Stimmt und so viel kostet so ein Dingen nicht. Außerdem kann man sowas immer gebrauchen, ebenso wie eine Crimpzange (+Stecker etc.). Kann nie schaden 

so far


----------



## Marki99 (6. September 2009)

also hab jetzt so ein Auflegewerkzeug. Doch wie funktioniert das Teil 

Ich hab kein Plan, was ich wo drücken muss


----------



## rebel4life (6. September 2009)

Ader einlegen und einfach runterdrücken.

Wird automatisch abgeschnitten.


----------



## Marki99 (6. September 2009)

oki, werd mich morgen heranwagen  Muss ich sonst noch etwas beachten?


----------



## Marki99 (7. September 2009)

So die Verkabelung hat geklappt und 100Mbit habe ich auch 

Hier mal noch Fotos:

1. + 2. Bild besagte neue Nezwerkdose
3. - 5. alte Dose neu belegt

Galerie: Netzwerk NEU - abload.de

Danke an alle die mir weitergeholfen haben


----------



## riedochs (7. September 2009)

rebel4life schrieb:


> Ohne Auflegewerkzeug kannst du es vergessen. Es geht zwar auch mit einem Schraubendreher, aber das ist nicht sonderlich gut, denn man hat so leicht nen Wackler oder ähnliches drin.

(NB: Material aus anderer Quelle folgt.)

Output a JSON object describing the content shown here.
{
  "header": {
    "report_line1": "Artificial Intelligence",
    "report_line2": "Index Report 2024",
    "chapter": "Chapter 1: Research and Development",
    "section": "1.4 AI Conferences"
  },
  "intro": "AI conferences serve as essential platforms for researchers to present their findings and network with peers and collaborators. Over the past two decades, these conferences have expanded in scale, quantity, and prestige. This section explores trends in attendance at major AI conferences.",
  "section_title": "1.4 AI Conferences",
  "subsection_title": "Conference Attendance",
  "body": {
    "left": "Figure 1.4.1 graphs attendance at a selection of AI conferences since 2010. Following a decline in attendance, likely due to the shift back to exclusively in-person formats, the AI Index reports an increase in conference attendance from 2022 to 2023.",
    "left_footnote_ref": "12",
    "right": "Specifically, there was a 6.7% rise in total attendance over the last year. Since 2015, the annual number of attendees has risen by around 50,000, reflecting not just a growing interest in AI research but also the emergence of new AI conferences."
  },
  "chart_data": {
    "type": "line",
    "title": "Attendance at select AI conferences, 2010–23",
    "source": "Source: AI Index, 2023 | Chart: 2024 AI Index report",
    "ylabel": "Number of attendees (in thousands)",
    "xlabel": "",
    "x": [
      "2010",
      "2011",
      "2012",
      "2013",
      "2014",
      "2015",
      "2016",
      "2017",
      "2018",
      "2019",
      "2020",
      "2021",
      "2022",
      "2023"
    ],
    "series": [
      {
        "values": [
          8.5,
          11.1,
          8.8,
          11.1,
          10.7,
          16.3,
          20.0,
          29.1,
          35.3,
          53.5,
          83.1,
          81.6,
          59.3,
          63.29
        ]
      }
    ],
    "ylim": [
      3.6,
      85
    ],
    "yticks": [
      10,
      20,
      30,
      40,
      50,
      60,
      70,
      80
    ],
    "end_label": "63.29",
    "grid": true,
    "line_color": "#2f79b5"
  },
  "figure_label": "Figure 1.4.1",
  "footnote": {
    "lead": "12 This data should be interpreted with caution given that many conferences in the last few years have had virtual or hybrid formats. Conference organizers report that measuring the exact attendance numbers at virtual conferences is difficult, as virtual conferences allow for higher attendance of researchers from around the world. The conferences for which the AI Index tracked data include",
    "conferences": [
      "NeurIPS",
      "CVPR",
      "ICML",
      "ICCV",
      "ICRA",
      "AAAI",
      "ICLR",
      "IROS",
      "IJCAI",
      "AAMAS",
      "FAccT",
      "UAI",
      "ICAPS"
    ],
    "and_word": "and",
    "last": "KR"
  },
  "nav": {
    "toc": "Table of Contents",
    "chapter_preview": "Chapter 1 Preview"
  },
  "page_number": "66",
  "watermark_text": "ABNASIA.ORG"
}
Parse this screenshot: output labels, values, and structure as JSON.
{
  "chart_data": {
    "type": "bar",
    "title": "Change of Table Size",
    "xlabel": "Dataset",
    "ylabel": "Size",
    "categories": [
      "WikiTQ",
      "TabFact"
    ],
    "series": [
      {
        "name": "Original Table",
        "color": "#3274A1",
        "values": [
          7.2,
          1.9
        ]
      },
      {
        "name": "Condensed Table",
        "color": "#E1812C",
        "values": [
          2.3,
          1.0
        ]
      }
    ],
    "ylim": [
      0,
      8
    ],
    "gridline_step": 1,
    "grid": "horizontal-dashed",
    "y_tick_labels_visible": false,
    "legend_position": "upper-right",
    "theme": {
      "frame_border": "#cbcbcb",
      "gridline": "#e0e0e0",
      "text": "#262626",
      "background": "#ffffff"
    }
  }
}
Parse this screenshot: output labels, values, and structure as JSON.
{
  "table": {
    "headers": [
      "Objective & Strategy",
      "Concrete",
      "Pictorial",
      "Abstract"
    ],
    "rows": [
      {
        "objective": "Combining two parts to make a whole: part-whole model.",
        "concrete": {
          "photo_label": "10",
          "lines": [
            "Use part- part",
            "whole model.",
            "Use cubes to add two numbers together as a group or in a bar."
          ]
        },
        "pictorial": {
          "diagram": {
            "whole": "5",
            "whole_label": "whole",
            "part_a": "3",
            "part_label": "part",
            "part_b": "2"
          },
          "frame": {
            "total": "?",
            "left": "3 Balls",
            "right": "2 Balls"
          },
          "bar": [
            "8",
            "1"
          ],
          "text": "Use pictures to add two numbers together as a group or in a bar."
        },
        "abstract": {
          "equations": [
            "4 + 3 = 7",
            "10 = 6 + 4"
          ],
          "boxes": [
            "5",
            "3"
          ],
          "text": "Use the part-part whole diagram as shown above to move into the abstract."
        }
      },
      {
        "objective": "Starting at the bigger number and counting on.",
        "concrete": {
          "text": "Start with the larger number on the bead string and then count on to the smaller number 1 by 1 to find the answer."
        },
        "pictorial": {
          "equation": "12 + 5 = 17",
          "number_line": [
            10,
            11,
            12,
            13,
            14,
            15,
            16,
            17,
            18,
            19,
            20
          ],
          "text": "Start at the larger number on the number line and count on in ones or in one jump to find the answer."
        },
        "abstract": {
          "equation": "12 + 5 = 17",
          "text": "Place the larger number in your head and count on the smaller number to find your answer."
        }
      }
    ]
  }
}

Geht auch ohne LSA, man muss es nur können.


----------



## rebel4life (7. September 2009)

Es bleibt aber trotzdem Pfusch.


----------



## taks (8. September 2009)

Das ganze Aufschaltsystem ist Pfusch 


Aber schön dass es funktioniert.


----------



## riedochs (8. September 2009)

rebel4life schrieb:


> Es bleibt aber trotzdem Pfusch.



So schlimm ist es auch nicht.


----------